Dave gave the plane more power, and Gina felt her body forced back against her seat as they sped down the airstrip. It was nearly impossible to take in a breath, her lungs were so compressed, and she shut her eyes and swallowed hard. She knew the moment they were in the air, because her stomach dropped down to her feet.
“Open your eyes, Gina.” Clay’s voice came to her through the headset.
She forced her eyes open, and saw blue sky both above and below her as Dave turned the plane in the direction of the northern Outer Banks. The roar of the wind was deafening despite the headset, and the web of wires shook so violently she was certain they would snap from their bearings at any moment. Whether she survived this flight or not, it was going to be her last in a small plane.
Clay touched the back of her hand, rigid in her lap. “You all right?” he shouted into his microphone.

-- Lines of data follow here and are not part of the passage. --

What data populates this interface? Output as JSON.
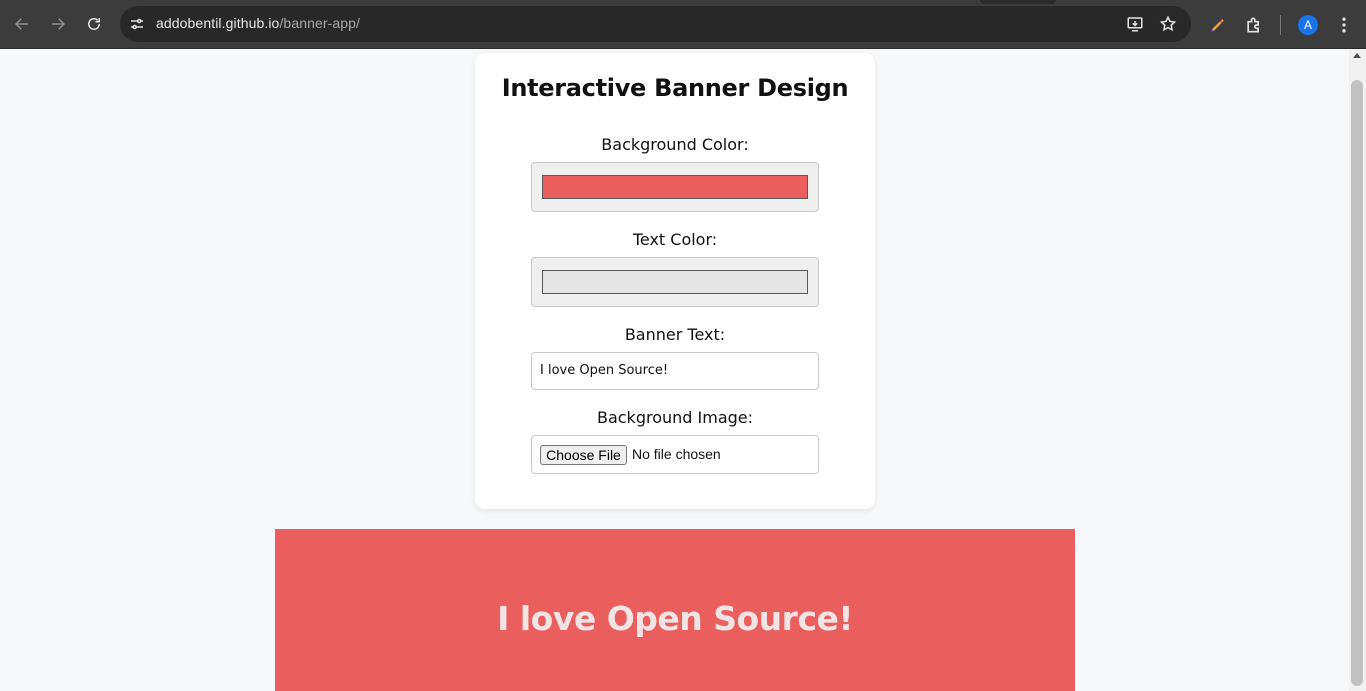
{
  "browser": {
    "url_host": "addobentil.github.io",
    "url_path": "/banner-app/",
    "profile_initial": "A",
    "icons": {
      "back": "arrow-left-icon",
      "forward": "arrow-right-icon",
      "reload": "reload-icon",
      "site_info": "tune-icon",
      "install": "install-app-icon",
      "bookmark": "star-icon",
      "pen": "pen-icon",
      "extensions": "puzzle-icon",
      "menu": "kebab-menu-icon"
    }
  },
  "card": {
    "title": "Interactive Banner Design",
    "background_color_label": "Background Color:",
    "background_color_value": "#eb5e5e",
    "text_color_label": "Text Color:",
    "text_color_value": "#e5e5e5",
    "banner_text_label": "Banner Text:",
    "banner_text_value": "I love Open Source!",
    "background_image_label": "Background Image:",
    "choose_file_label": "Choose File",
    "file_status": "No file chosen"
  },
  "banner": {
    "text": "I love Open Source!",
    "background": "#eb5e5e",
    "color": "#f1e4e4"
  }
}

She nodded. Oh, what a wonderful liar she’d become.
He pointed toward the shoreline, and she looked down. The early-morning sun turned the sand into a broad strand of gold; the waves were white-tipped as they reached for shore.
It’s beautiful,
she told herself.
Look at how beautiful it is.
And it was. No one spoke, and the more she concentrated on the beauty below them, the more she felt herself relax. She began to recognize the areas they were flying over. There were the small cottages of Kitty Hawk and the beaches dotted with shell seekers and fishermen. She spotted the flat-roofed houses in Southern Shores. Then Duck came into view, followed by the long expanse of green that marked the wildlife reserve. Finally, she saw the white tower and the Kiss River promontory in the distance. The jagged line of bricks where the top of the lighthouse had been lopped off struck her anew from this height. The tower looked so fragile, like a small, broken toy, while the ocean was so expansive and powerful, that for the first time, she truly understood how the bricks and mortar—and the fragile glass lens—could have succumbed to the force of the sea.
“I’m dropping down a bit lower now,” Dave said through the static as they neared the lighthouse.
Good. She wanted to go lower. She shifted her focus from the lighthouse to the sea. The water was calm and remarkably clear. The day she had walked through it in search of the lens, she had barely been able to see her hands beneath the surface. Today, though, the water was a bluish green, so translucent she could make out the ridges in the sand near the shore.
“Look at all that stuff!” Clay said, pointing, and she saw what he was talking about. There was a straight broad line of debris on the ocean bottom, as though the wind and sea had grabbed the top of the lighthouse and pulled it straight out into the ocean, dropping bits of it along the way. They were quickly past the line of debris, though, and Gina strained her neck to see behind her.
“I’m turning around,” Dave said. “I’ll come at it from the other side.”
The plane tipped dramatically to the left, but Gina barely noticed. She wished that Dave could drop even closer to the water.
“Look there!” Clay suddenly called into his microphone.